A young patient presents with nausea and spinning vertigo.  There are no focal neurologic deficits to suggest stroke, no stroke risk factors, no neck pain or neck trauma to suggest vertebral dissection.

And yet, the patient has severe gait instability, which can be an indicator of a stroke.  Is this alone a reason to order an MRI?

This is the exact situation where head impulse testing plays a role in the ED. The head impulse test is a test of peripheral labyrinth function.  The labyrinths sense head movement, and send a signal to the eyes to maintain visual gaze despite head movement.

Turn your head side to side while reading this text.  No problem right?  If you had vestibular neuritis you could not do it.  The head impulse test is a way of testing these vestibulo-ocular reflexes.


Face your patient, put your hand on each side of the patient’s head, have them look at your nose, and jerk the head 10 degrees to one side, very abruptly.  The normal person can maintain fixation on your nose.  The vestibular neuritis patient will break gaze, and you will see a catch-up saccade as they look back again at your nose.
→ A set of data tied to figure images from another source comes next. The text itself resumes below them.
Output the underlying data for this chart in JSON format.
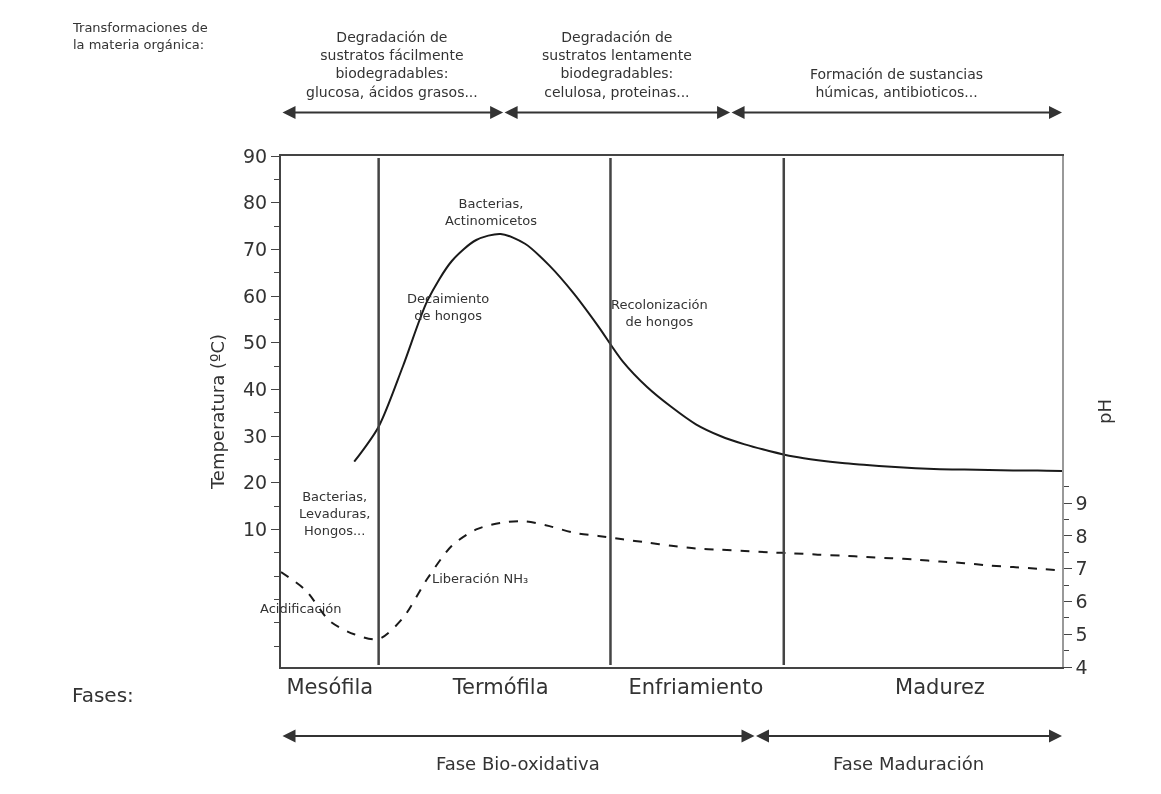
{
  "chart_data": {
    "type": "line",
    "ylabel": "Temperatura (ºC)",
    "y2label": "pH",
    "categories": [
      null,
      null,
      "Mesófila",
      null,
      null,
      null,
      null,
      null,
      null,
      "Termófila",
      null,
      null,
      null,
      null,
      null,
      null,
      null,
      "Enfriamiento",
      null,
      null,
      null,
      null,
      null,
      null,
      null,
      null,
      null,
      "Madurez",
      null,
      null,
      null,
      null,
      null
    ],
    "ylim": [
      -19.5,
      90
    ],
    "yticks": [
      10,
      20,
      30,
      40,
      50,
      60,
      70,
      80,
      90,
      {
        "value": -15,
        "label": null
      },
      {
        "value": -10,
        "label": null
      },
      {
        "value": -5,
        "label": null
      },
      {
        "value": 0,
        "label": null
      },
      {
        "value": 5,
        "label": null
      },
      {
        "value": 15,
        "label": null
      },
      {
        "value": 25,
        "label": null
      },
      {
        "value": 35,
        "label": null
      },
      {
        "value": 45,
        "label": null
      },
      {
        "value": 55,
        "label": null
      },
      {
        "value": 65,
        "label": null
      },
      {
        "value": 75,
        "label": null
      },
      {
        "value": 85,
        "label": null
      }
    ],
    "y2lim": [
      4,
      19.6
    ],
    "y2ticks": [
      4,
      5,
      6,
      7,
      8,
      9,
      {
        "value": 4.5,
        "label": null
      },
      {
        "value": 5.5,
        "label": null
      },
      {
        "value": 6.5,
        "label": null
      },
      {
        "value": 7.5,
        "label": null
      },
      {
        "value": 8.5,
        "label": null
      },
      {
        "value": 9.5,
        "label": null
      }
    ],
    "marker": "none",
    "series": [
      {
        "color": "#1a1a1a",
        "line_style": "solid",
        "values": [
          null,
          null,
          null,
          24.5,
          32,
          45,
          59,
          67.5,
          72,
          73.3,
          71.2,
          66.5,
          60.5,
          53.5,
          46,
          40.5,
          36.2,
          32.5,
          30,
          28.2,
          26.8,
          25.6,
          24.8,
          24.2,
          23.8,
          23.4,
          23.1,
          22.9,
          22.8,
          22.7,
          22.6,
          22.6,
          22.5
        ]
      },
      {
        "color": "#1a1a1a",
        "line_style": "dashed",
        "axis": "y2",
        "values": [
          6.9,
          6.35,
          5.4,
          5.0,
          4.85,
          5.5,
          6.7,
          7.7,
          8.2,
          8.4,
          8.45,
          8.3,
          8.1,
          8.0,
          7.9,
          7.8,
          7.7,
          7.62,
          7.58,
          7.54,
          7.5,
          7.47,
          7.43,
          7.4,
          7.36,
          7.32,
          7.28,
          7.22,
          7.17,
          7.1,
          7.05,
          7.0,
          6.95
        ]
      }
    ],
    "annotations": [
      "Transformaciones de\nla materia orgánica:",
      "Fases:",
      "Bacterias,\nActinomicetos",
      "Decaimiento\nde hongos",
      "Recolonización\nde hongos",
      "Bacterias,\nLevaduras,\nHongos...",
      "Liberación NH₃",
      "Acidificación",
      "Degradación de\nsustratos fácilmente\nbiodegradables:\nglucosa, ácidos grasos...",
      "Degradación de\nsustratos lentamente\nbiodegradables:\ncelulosa, proteinas...",
      "Formación de sustancias\nhúmicas, antibioticos...",
      "Fase Bio-oxidativa",
      "Fase Maduración"
    ]
  }
}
An abnormal test is reassuring that this is a peripheral vertigo problem.  It is exactly in the SEVERE cases of vestibular neuritis that you are more likely to see a catch-up saccade.  It is not 100% specific, as rare patients with strokes will also have catch-up saccades.  But this is rare, and in the patient with a low prior probability of stroke, the head impulse test is probably sufficient to effectively rule out stroke.